Since it works so well, I'd like to use it as a general tool. Is md5sum good enough? Does adding size (was a legacy optimization from my first script) really add any benefit in collision resistance or execution speed in the sort command? Any ideas on how to make this script faster or more robust?

Edit: sha1sum is about 13% slower than md5sum but probably eliminates collision concerns.

Mike

rdcwayx · August 30, 2010, 10:14pm

First, if your system has no md5sum and stat commands, or not at default path, the command will have the risk to delete all files under the current folder.

Second, stat command is useless in your script. if MD5 key is same, the file size should be same.

The first find and while loop can be replaced by:

find . -type f -exec md5sum {} \;  > /tmp/file_list

For example, I got this output:

$ cat /tmp/file_list
d41d8cd98f00b204e9800998ecf8427e *./abc
323ba8e2da815f896181c53564c4b1d2 *./abcd/abc
323ba8e2da815f896181c53564c4b1d2 *./abcd/def
ae70e0b0a0077a006942c876250bc0f5 *./infile
5f1b0a73a2b4dc51bcad52c357d55d19 *./outfile
323ba8e2da815f896181c53564c4b1d2 *./xyx

Second while loop can be replaced by: (no need to sort it)
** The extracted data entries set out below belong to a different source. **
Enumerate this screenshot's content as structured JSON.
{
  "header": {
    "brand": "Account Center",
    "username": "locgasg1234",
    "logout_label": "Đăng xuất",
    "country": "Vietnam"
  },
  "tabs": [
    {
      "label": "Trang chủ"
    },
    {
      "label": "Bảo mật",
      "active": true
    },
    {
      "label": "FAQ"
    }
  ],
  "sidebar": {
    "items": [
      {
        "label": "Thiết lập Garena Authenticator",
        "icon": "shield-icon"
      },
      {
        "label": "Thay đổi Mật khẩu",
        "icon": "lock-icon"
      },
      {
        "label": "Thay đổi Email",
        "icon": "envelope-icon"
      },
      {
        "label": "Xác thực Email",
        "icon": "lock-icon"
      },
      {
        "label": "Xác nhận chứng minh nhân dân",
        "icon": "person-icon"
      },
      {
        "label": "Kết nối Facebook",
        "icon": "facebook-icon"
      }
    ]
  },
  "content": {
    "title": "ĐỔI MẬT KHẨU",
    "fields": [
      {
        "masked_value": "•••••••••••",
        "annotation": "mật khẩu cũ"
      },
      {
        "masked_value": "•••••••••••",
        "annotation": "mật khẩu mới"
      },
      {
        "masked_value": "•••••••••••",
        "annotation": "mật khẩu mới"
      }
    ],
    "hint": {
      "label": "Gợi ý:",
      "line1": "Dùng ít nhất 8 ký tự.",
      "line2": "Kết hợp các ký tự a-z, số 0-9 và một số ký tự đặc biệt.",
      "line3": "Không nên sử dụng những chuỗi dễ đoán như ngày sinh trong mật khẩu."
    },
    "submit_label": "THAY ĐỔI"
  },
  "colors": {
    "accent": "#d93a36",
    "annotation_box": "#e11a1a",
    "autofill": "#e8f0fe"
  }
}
 awk 'a[$1]++ {gsub(/^\*/,"",$2); print "rm ", $2}' /tmp/file_list |sh

Michael_Stora · August 31, 2010, 2:48am

Wow! Thanks for pointing this out. I'll do something to detect this and abort the script.
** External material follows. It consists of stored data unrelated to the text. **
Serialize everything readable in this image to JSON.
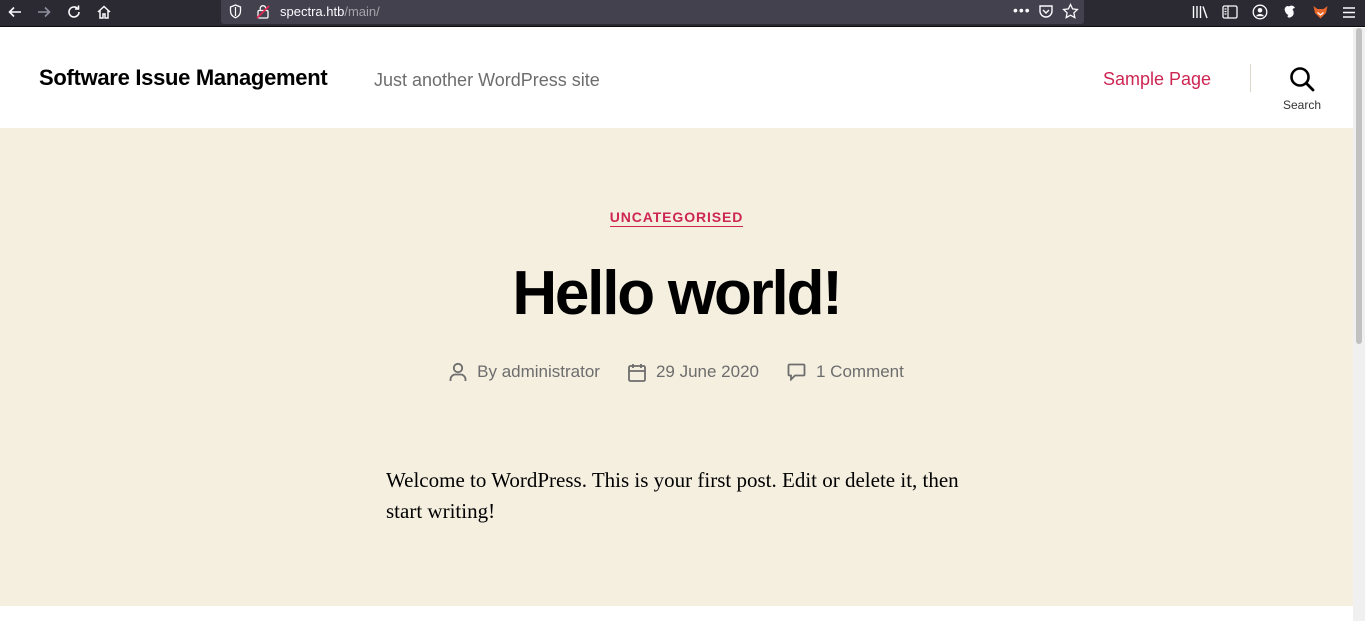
{
  "browser": {
    "url_host": "spectra.htb",
    "url_path": "/main/",
    "more_label": "•••"
  },
  "site": {
    "title": "Software Issue Management",
    "description": "Just another WordPress site",
    "nav": {
      "sample_page": "Sample Page"
    },
    "search_label": "Search"
  },
  "post": {
    "category": "UNCATEGORISED",
    "title": "Hello world!",
    "author_prefix": "By",
    "author": "administrator",
    "date": "29 June 2020",
    "comments": "1 Comment",
    "content": "Welcome to WordPress. This is your first post. Edit or delete it, then start writing!"
  },
  "colors": {
    "accent": "#cd2653",
    "hero_bg": "#f5efe0",
    "chrome_bg": "#2b2a33"
  }
}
Not true in the case of all MD5 or Sha collisions but probably no practical risk.

The first find and while loop can be replaced by:

find . -type f -exec md5sum {} \;  > /tmp/file_list

For example, I got this output:

$ cat /tmp/file_list
d41d8cd98f00b204e9800998ecf8427e *./abc
323ba8e2da815f896181c53564c4b1d2 *./abcd/abc
323ba8e2da815f896181c53564c4b1d2 *./abcd/def
ae70e0b0a0077a006942c876250bc0f5 *./infile
5f1b0a73a2b4dc51bcad52c357d55d19 *./outfile
323ba8e2da815f896181c53564c4b1d2 *./xyx

Yes but I want to keep the first file in alphabetical basename order not alphabetical directory name order. That will require more than just the checksum command.

exec can only call a single command or script (which really slows things down with disk access) but it cannot call a function (because it looks to bulletins and $PATH to find the command)--it might work if I export the function, however. It is also subject to race conditions, while piping the completed output of find is not. However, the -type flag helps remove the if then else statement:

find "$dir" -type f | { while read -r path; do
    name=${path##*/}                                                        #basename
    sum=$(sha1sum "$path")
    echo "${sum%%' '*}"','"$name"\\"$path"                                  #sha1sum,basename\path.
done }

Is using $1 and $2 in this way robust to whitespace in the file name or path? I suspect it is not, but I don't know enough awk to be sure.

Mike